Carlotta plays it sometimes unsafe; she goes in rather than waiting for help, she tends to welcome some risks, and her idea of back-up is often Roz, the artist who lives upstairs and doesn't, shall we say, live the straight and narrow life. There's also Gloria who owns the cab company (once Green and White now it's Marvin's Magnificent Cabs, aka 'black and blue' alas, for the new color scheme) and who still champions Carlotta's relationship with Sam Gianelli.

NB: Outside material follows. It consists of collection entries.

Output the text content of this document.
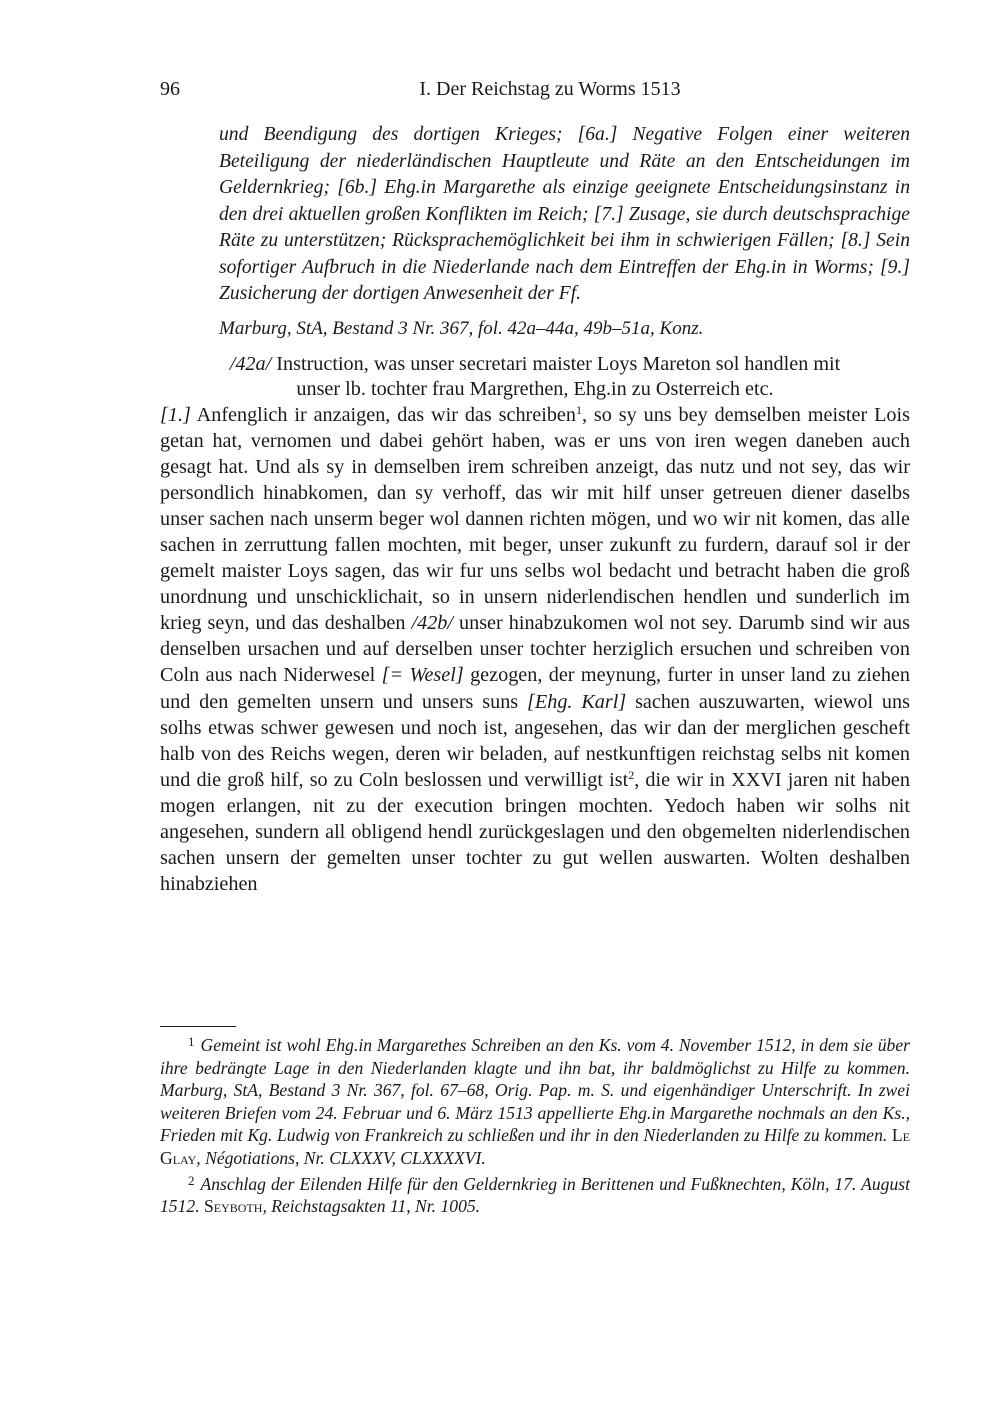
96	I. Der Reichstag zu Worms 1513
und Beendigung des dortigen Krieges; [6a.] Negative Folgen einer weiteren Beteiligung der niederländischen Hauptleute und Räte an den Entscheidungen im Geldernkrieg; [6b.] Ehg.in Margarethe als einzige geeignete Entscheidungsinstanz in den drei aktuellen großen Konflikten im Reich; [7.] Zusage, sie durch deutschsprachige Räte zu unterstützen; Rücksprachemöglichkeit bei ihm in schwierigen Fällen; [8.] Sein sofortiger Aufbruch in die Niederlande nach dem Eintreffen der Ehg.in in Worms; [9.] Zusicherung der dortigen Anwesenheit der Ff.
Marburg, StA, Bestand 3 Nr. 367, fol. 42a–44a, 49b–51a, Konz.
/42a/ Instruction, was unser secretari maister Loys Mareton sol handlen mit
unser lb. tochter frau Margrethen, Ehg.in zu Osterreich etc.
[1.] Anfenglich ir anzaigen, das wir das schreiben$^1$, so sy uns bey demselben meister Lois getan hat, vernomen und dabei gehört haben, was er uns von iren wegen daneben auch gesagt hat. Und als sy in demselben irem schreiben anzeigt, das nutz und not sey, das wir persondlich hinabkomen, dan sy verhoff, das wir mit hilf unser getreuen diener daselbs unser sachen nach unserm beger wol dannen richten mögen, und wo wir nit komen, das alle sachen in zerruttung fallen mochten, mit beger, unser zukunft zu furdern, darauf sol ir der gemelt maister Loys sagen, das wir fur uns selbs wol bedacht und betracht haben die groß unordnung und unschicklichait, so in unsern niderlendischen hendlen und sunderlich im krieg seyn, und das deshalben /42b/ unser hinabzukomen wol not sey. Darumb sind wir aus denselben ursachen und auf derselben unser tochter herziglich ersuchen und schreiben von Coln aus nach Niderwesel [= Wesel] gezogen, der meynung, furter in unser land zu ziehen und den gemelten unsern und unsers suns [Ehg. Karl] sachen auszuwarten, wiewol uns solhs etwas schwer gewesen und noch ist, angesehen, das wir dan der merglichen gescheft halb von des Reichs wegen, deren wir beladen, auf nestkunftigen reichstag selbs nit komen und die groß hilf, so zu Coln beslossen und verwilligt ist$^2$, die wir in XXVI jaren nit haben mogen erlangen, nit zu der execution bringen mochten. Yedoch haben wir solhs nit angesehen, sundern all obligend hendl zurückgeslagen und den obgemelten niderlendischen sachen unsern der gemelten unser tochter zu gut wellen auswarten. Wolten deshalben hinabziehen
$^1$ Gemeint ist wohl Ehg.in Margarethes Schreiben an den Ks. vom 4. November 1512, in dem sie über ihre bedrängte Lage in den Niederlanden klagte und ihn bat, ihr baldmöglichst zu Hilfe zu kommen. Marburg, StA, Bestand 3 Nr. 367, fol. 67–68, Orig. Pap. m. S. und eigenhändiger Unterschrift. In zwei weiteren Briefen vom 24. Februar und 6. März 1513 appellierte Ehg.in Margarethe nochmals an den Ks., Frieden mit Kg. Ludwig von Frankreich zu schließen und ihr in den Niederlanden zu Hilfe zu kommen. Le Glay, Négotiations, Nr. CLXXXV, CLXXXXVI.
$^2$ Anschlag der Eilenden Hilfe für den Geldernkrieg in Berittenen und Fußknechten, Köln, 17. August 1512. Seyboth, Reichstagsakten 11, Nr. 1005.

And then there’s Sam. What Barnes has created here is fascinating; Carlotta’s smart enough to know that she’s better off with the very attractive Leon, with whom she got involved during the last big case. Even if Leon is black (in Boston, as in most places, a white woman dating a black man is still very much an issue) he’s still a safer bet than Sam, whose family IS the mob in Boston. But she can’t help it; it always comes back to Sam. He’s sexy, he cares, he understands Carlotta better than almost anyone. Neither can he seem to give her up. And he’s not a good idea.

That weakness is one of the most interesting parts of these books for me; seeing an otherwise smart woman doing something she knows she shouldn’t do, but can’t help. For anyone who’s ever desired someone, or something that might not have been good for them, but was oh so tempting, Carlotta’s dilemma might seem familiar. I can’t decide whether to cheer her on not; Carlotta knows it’s wrong but, he does care and he is good to her and as says: “He was who he was and I was who I was, but what was the use pretending I didn’t love him? What was the point in denying it?” It’s tough to watch, but completely believable and bittersweet.
— Andi Shechter

Tulsa World Review, May 23, 2004

Harvard professor Wilson Chaney is being blackmailed.

He had an affair with Denali Brinkman, who was a freshman in his introductory educational psychology class and a champion rower. Chaney could lose everything — his wealthy wife, his tenure and his work on a new ADHD drug.

Chaney decides Carlotta Carlyle is the best P.I. for the job. She takes the case and finds out that Chaney has not told her everything she needs to know, including the fact that Denali has died in a fire. Carlotta locates the suspected blackmailer, only to have him die in a hit-and-run with Chaney's stolen vehicle.

This case has too many coincidences to suit Carlotta, so she digs even deeper into the girl's past and Chaney's work. What she learns could get her killed.

Carlotta is cut from the same cloth as Kinsey Milhone and V.I. Warshawski and is just as entertaining.

4 again.
— Michele Patterson, librarian at the Schusterman-Benson Library

Kirkus / Hollywood Reporter Review, May 10, 2004

"American mystery series make strong case for screen"

The biggest mystery about American mystery series is why so few of them ever get optioned. The Brits are perfectly happy to cuddle in front of the telly with Adam Dalgleish, Jane Tennison and inspector Morse — and so, it seems, are we, courtesy of British imports. In the hope of bringing American television crime back home where it belongs, here are some homegrown series detectives ripe for adaptation.

Linda Barnes' Amazonian cab driver Carlotta Carlyle has been plying Boston's mean streets for more than 20 years. In her 10th case, 'Deep Pockets' (St Martin's Minotaur), Harvard professor Wilson Chaney wants Carlotta to save his career from a blackmailer who is threatening to go public with the torrid letters Chaney wrote to a white student before her suicide. The interracial romance, of course, turns out to be only the tip of the iceberg. Carlotta has to sift through fraudulent drug trials, murder and her client's sordid past before she can confront an unexpected killer in a white-hot finale.